L’autre Rossini : Michael Spyres en Lundi Musical à l’Athénée
Avec l’arrivée des artistes devant la salle comble, l’introduction sympathique de Mathieu Pordoy et les quelques mots de français de Michael Spyres, le ton est donné : le plaisir musical primera sur la solennité de l’exercice du récital, sans sacrifier l’exigence artistique, bien au contraire. Dès les premières notes de L’Âme délaissée, le ténor impressionne visiblement l’auditoire : le français coule presque sans accent avec une articulation délicate et précise, la voix possédant une ductilité constante qui permet au chanteur de passer du piano au forte par le souffle et de colorer les sons tout en phrasant avec une grande musicalité. C’est aussi l’occasion de découvrir un Rossini inspiré, qui exige le meilleur des voix, même dans ce répertoire. En témoigne le morceau suivant, l’Élégie (« Adieux à la vie ») où Michael Spyres parvient à faire oublier que tout le texte ne se chante que sur une seule note par son engagement dans les mots et sa capacité à varier les couleurs, de la déclamation la plus dramatique au piano lumineux qui brille doucement. Suivent les plaintes de Roméo à sa Juliette qu’il croit disparue : une petite scène de drame où Rossini s’amuse à bousculer la prosodie, enchaînant les vers jusqu’à perdre haleine. Michael Spyres s’y engage tout entier, sans jamais faire basculer la musique dans l’exercice vocal.
Le ténor possède un timbre à la fois doux et claironnant, avec cette couleur un peu nasale qui accroche agréablement l’oreille. Le son, très homogène, s’ouvre vers des aigus impressionnants, la couleur sait être sombre, son legato charmeur. Le chanteur rend aussi le second degré d’une mélodie comme Le Lazzarone qui vante les mérites de Naples, donnant toute sa saveur à des vers comme “Ô Jus ! Ô fromage, climat béni, Ô tomates ! Ô Macaroni”, dans un français modèle.
Certains forte dans l’aigu sont certes un peu larges et moins brillants que le reste de la voix. Une légère fatigue se fait aussi entendre à la fin du récital (l’économie n’est pas la marque du ténor) et certaines vocalises, si elles ébouriffent grâce à la technique du chanteur, sont moins colorées. Mais même avec une petite interruption causée par un problème de tablettes, La Danza prise à un rythme effréné renverse tout sur son passage et fait vite oublier l’incident.
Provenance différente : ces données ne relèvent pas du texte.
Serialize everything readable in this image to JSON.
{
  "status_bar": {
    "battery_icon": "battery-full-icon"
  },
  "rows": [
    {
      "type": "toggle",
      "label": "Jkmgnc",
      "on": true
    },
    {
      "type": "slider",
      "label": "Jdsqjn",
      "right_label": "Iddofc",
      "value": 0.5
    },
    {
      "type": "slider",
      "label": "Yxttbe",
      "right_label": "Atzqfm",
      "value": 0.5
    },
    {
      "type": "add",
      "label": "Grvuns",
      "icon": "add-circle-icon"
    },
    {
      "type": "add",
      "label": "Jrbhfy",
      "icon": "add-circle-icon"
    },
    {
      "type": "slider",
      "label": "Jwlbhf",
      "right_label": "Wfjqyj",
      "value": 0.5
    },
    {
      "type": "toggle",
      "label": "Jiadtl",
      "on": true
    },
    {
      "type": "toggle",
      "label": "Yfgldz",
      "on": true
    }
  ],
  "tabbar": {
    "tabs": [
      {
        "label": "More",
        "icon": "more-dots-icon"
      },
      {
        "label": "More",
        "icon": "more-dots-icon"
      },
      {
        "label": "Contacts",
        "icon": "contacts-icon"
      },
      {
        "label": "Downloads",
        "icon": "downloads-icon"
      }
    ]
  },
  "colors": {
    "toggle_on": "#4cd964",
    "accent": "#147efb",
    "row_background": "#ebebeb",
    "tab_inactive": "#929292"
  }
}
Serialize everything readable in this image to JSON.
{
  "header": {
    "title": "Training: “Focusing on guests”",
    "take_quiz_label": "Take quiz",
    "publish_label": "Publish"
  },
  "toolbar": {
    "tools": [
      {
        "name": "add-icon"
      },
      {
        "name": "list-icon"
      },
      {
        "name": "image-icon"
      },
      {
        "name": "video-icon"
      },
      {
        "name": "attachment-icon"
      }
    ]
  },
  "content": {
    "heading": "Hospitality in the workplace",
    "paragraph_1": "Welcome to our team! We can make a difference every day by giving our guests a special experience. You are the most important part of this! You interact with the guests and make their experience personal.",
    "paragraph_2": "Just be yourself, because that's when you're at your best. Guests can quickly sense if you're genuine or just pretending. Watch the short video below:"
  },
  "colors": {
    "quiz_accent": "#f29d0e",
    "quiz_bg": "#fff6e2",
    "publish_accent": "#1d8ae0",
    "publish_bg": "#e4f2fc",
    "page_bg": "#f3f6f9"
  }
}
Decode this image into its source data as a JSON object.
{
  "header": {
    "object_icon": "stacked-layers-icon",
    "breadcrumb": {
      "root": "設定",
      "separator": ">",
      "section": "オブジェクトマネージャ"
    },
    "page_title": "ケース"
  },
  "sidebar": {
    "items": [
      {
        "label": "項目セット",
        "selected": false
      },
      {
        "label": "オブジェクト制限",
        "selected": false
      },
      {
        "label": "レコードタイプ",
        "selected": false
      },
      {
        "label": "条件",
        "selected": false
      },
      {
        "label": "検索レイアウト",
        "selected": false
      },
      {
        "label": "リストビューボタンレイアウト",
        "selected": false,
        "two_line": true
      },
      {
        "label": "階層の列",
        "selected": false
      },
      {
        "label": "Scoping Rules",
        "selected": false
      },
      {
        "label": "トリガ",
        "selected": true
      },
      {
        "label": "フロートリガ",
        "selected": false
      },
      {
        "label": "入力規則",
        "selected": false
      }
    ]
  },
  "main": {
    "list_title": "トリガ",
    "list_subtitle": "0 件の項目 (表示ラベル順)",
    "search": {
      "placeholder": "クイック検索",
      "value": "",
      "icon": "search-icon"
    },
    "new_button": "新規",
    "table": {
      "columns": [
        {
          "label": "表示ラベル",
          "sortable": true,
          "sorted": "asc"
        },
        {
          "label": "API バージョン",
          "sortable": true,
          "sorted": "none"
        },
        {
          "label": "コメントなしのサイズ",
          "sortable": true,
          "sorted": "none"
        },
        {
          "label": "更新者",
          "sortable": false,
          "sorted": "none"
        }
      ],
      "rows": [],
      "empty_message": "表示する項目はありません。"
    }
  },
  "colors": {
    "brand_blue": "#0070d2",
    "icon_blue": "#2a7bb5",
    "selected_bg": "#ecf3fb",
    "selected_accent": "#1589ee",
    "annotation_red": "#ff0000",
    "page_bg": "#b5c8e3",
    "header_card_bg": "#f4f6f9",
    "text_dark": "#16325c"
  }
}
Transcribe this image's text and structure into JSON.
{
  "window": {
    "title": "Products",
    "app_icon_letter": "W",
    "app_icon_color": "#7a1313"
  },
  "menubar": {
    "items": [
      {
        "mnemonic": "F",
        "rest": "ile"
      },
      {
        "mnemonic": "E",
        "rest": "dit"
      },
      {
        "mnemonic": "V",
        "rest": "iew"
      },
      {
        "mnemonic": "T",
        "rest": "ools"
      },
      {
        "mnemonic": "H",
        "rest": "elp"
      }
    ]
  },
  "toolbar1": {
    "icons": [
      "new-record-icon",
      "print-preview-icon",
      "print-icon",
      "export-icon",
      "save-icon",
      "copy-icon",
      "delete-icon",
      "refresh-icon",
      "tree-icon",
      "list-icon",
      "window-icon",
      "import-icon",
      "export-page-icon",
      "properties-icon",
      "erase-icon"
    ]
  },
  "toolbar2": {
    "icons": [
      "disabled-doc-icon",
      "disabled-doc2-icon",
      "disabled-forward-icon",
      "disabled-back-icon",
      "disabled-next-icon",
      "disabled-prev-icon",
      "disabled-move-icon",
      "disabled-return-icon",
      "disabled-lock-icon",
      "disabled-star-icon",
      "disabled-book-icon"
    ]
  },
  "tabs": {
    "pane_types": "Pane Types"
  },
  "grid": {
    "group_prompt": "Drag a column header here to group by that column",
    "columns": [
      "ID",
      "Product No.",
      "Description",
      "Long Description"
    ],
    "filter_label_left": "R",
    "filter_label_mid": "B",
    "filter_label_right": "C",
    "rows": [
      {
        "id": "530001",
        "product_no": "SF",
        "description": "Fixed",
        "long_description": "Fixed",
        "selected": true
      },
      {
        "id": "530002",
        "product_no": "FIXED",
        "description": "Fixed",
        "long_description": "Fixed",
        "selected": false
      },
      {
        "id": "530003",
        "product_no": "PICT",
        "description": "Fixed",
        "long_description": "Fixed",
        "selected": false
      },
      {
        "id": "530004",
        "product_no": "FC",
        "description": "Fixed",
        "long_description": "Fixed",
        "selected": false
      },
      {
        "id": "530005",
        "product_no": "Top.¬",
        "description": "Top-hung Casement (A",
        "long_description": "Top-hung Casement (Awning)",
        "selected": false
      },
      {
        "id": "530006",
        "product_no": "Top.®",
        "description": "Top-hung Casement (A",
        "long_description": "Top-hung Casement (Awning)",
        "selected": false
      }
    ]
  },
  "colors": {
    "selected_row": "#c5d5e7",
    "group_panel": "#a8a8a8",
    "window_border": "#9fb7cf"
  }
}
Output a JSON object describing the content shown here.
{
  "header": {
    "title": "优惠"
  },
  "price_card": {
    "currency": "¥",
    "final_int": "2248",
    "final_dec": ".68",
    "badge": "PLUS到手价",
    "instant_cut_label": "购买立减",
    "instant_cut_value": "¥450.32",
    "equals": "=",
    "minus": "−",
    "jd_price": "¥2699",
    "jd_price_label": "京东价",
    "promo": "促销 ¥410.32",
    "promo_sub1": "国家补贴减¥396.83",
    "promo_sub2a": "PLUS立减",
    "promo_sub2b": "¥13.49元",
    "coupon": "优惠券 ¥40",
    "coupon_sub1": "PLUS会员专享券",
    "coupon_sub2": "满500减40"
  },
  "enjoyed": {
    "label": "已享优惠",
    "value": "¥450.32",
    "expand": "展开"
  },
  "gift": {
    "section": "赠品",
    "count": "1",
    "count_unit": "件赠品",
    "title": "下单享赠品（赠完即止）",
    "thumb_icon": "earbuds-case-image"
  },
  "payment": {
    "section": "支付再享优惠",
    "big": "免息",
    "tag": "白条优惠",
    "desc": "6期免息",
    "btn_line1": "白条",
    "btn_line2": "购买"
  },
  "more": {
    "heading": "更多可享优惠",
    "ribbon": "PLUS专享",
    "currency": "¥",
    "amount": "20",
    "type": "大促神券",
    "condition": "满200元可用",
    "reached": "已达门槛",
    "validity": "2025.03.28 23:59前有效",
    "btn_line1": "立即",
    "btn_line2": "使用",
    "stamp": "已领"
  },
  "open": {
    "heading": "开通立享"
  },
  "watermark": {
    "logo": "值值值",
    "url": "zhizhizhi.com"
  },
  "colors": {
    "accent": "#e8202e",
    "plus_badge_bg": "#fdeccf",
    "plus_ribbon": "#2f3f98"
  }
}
Mathieu Pordoy au piano écoute, attend et phrase avec la même musicalité que son partenaire, dans une osmose d’intention. S’il semble moins à l’aise dans les traits les plus virtuoses, le même sens du phrasé, de la couleur et de la narration se retrouvent dans ses interventions solistes, notamment Un Rien pour piano n°11 qui sonne comme du Chopin.
Trois bis récompensent un public visiblement conquis, applaudissant avec des chaleurs des artistes aussi généreux.